What's more, in addition to the ever-expanding field of targets, in this world of cyberthreats, there's virtually no rulebook, adds George. In the '70s, "where I was target, and I knew I was a target, and I knew what the rules were and what I had to do to not be taken," he says. "The rules have changed, and nobody today knows what the rules are because the game is filled with people who don't play by the rules."

And when laptops and EMRs and patient portals are the reality, that interconnectedness is also one of the biggest vulnerabilities. And it carries with it some serious risk-management implications.

[See also: Report: Healthcare state of security a mixed bag.]

Take the six-hospital Johns Hopkins Health System, for instance. Consider its network: Physicians, students, foreign nationals, professors, researchers etc. With all of the hospitals connected, for every network action, "every person on that network," George continues, "is making a risk management decision without understanding the impact on those other members." They don't understand that they share the risk, he says, and "that's a huge problem."

If you look at the six-step threat/adversary model and consider capabilities and resources; intent and motivation; access and risk aversion, you may realize that "healthcare has a lot of things," adds George. For some threat actors, they may be after information on specific individuals. For others, they may want to use the data against certain individuals. And for terrorists, he continues, an electronic medical record might be an attractive target, as there's the possibility of causing deaths.

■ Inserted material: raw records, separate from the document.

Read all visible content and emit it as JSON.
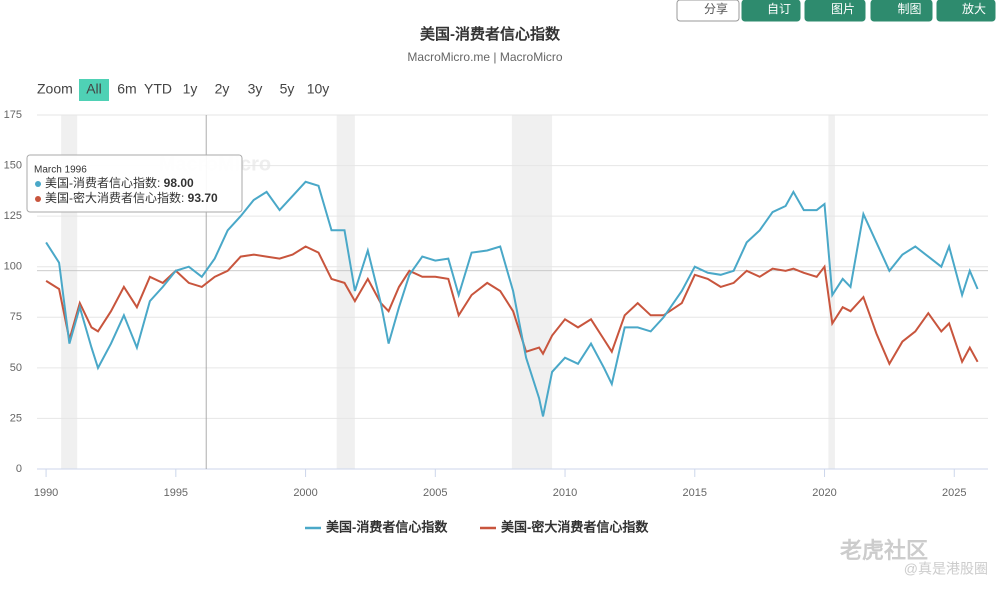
{
  "chart_data": {
    "type": "line",
    "title": "美国-消费者信心指数",
    "subtitle": "MacroMicro.me | MacroMicro",
    "toolbar": [
      "分享",
      "自订",
      "图片",
      "制图",
      "放大"
    ],
    "zoom_label": "Zoom",
    "zoom_options": [
      "All",
      "6m",
      "YTD",
      "1y",
      "2y",
      "3y",
      "5y",
      "10y"
    ],
    "watermark": "MacroMicro",
    "x": [
      1990.0,
      1990.5,
      1990.9,
      1991.3,
      1991.75,
      1992.0,
      1992.5,
      1993.0,
      1993.5,
      1994.0,
      1994.5,
      1995.0,
      1995.5,
      1996.0,
      1996.5,
      1997.0,
      1997.5,
      1998.0,
      1998.5,
      1999.0,
      1999.5,
      2000.0,
      2000.5,
      2001.0,
      2001.5,
      2001.9,
      2002.4,
      2002.9,
      2003.2,
      2003.6,
      2004.0,
      2004.5,
      2005.0,
      2005.5,
      2005.9,
      2006.4,
      2007.0,
      2007.5,
      2008.0,
      2008.5,
      2009.0,
      2009.15,
      2009.5,
      2010.0,
      2010.5,
      2011.0,
      2011.5,
      2011.8,
      2012.3,
      2012.8,
      2013.3,
      2013.8,
      2014.5,
      2015.0,
      2015.5,
      2016.0,
      2016.5,
      2017.0,
      2017.5,
      2018.0,
      2018.5,
      2018.8,
      2019.2,
      2019.7,
      2020.0,
      2020.3,
      2020.7,
      2021.0,
      2021.5,
      2022.0,
      2022.5,
      2023.0,
      2023.5,
      2024.0,
      2024.5,
      2024.8,
      2025.3,
      2025.6,
      2025.9
    ],
    "series": [
      {
        "name": "美国-消费者信心指数",
        "color": "#4aa8c8",
        "values": [
          112,
          102,
          62,
          80,
          60,
          50,
          62,
          76,
          60,
          83,
          90,
          98,
          100,
          95,
          104,
          118,
          125,
          133,
          137,
          128,
          135,
          142,
          140,
          118,
          118,
          88,
          108,
          82,
          62,
          80,
          96,
          105,
          103,
          104,
          86,
          107,
          108,
          110,
          88,
          55,
          35,
          26,
          48,
          55,
          52,
          62,
          50,
          42,
          70,
          70,
          68,
          75,
          88,
          100,
          97,
          96,
          98,
          112,
          118,
          127,
          130,
          137,
          128,
          128,
          131,
          86,
          94,
          90,
          126,
          112,
          98,
          106,
          110,
          105,
          100,
          110,
          86,
          98,
          89
        ]
      },
      {
        "name": "美国-密大消费者信心指数",
        "color": "#c8553d",
        "values": [
          93,
          89,
          64,
          82,
          70,
          68,
          78,
          90,
          80,
          95,
          92,
          98,
          92,
          90,
          95,
          98,
          105,
          106,
          105,
          104,
          106,
          110,
          107,
          94,
          92,
          83,
          94,
          82,
          78,
          90,
          98,
          95,
          95,
          94,
          76,
          86,
          92,
          88,
          78,
          58,
          60,
          57,
          66,
          74,
          70,
          74,
          64,
          58,
          76,
          82,
          76,
          76,
          82,
          96,
          94,
          90,
          92,
          98,
          95,
          99,
          98,
          99,
          97,
          95,
          100,
          72,
          80,
          78,
          85,
          67,
          52,
          63,
          68,
          77,
          68,
          72,
          53,
          60,
          53
        ]
      }
    ],
    "shaded_ranges": [
      [
        1990.58,
        1991.2
      ],
      [
        2001.2,
        2001.9
      ],
      [
        2007.95,
        2009.5
      ],
      [
        2020.15,
        2020.4
      ]
    ],
    "tooltip": {
      "title": "March 1996",
      "x": 1996.17,
      "items": [
        {
          "value": 98,
          "label": "98.00"
        },
        {
          "value": 93.7,
          "label": "93.70"
        }
      ]
    },
    "xlim": [
      1989.65,
      2026.3
    ],
    "xticks": [
      1990,
      1995,
      2000,
      2005,
      2010,
      2015,
      2020,
      2025
    ],
    "ylim": [
      0,
      175
    ],
    "yticks": [
      0,
      25,
      50,
      75,
      100,
      125,
      150,
      175
    ],
    "grid": true,
    "legend": "bottom"
  },
  "overlay": {
    "brand": "老虎社区",
    "handle": "@真是港股圈"
  }
}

[See also: Healthcare's slack security costs $1.6B.]

George recalls the case of Jesse William McGraw, a contract employee at a medical center in Texas, who was sentenced back in 2011 for hacking into the hospital's computer systems and inserting malware into the network. McGraw, a night-shift security guard, was able to hack into 14 computers, including an HVAC unit that controlled the temperature and air in a surgery center and a nurses' station computer. According to federal officials, McGraw could have impacted the efficacy of temperature-sensitive drugs and supplies.

"There are very few places where you can insert malware into a network that causes people to die," said George. "But a hospital is a prime example."

So healthcare organizations, listen up: "Everybody in the country is a legitimate target because someone wants money, someone wants information, somebody wants to make money off the stock market, somebody wants to know what your business plans are," says George. "Everybody wants something, and you can get at it through the Internet, which you couldn't do 30 years ago."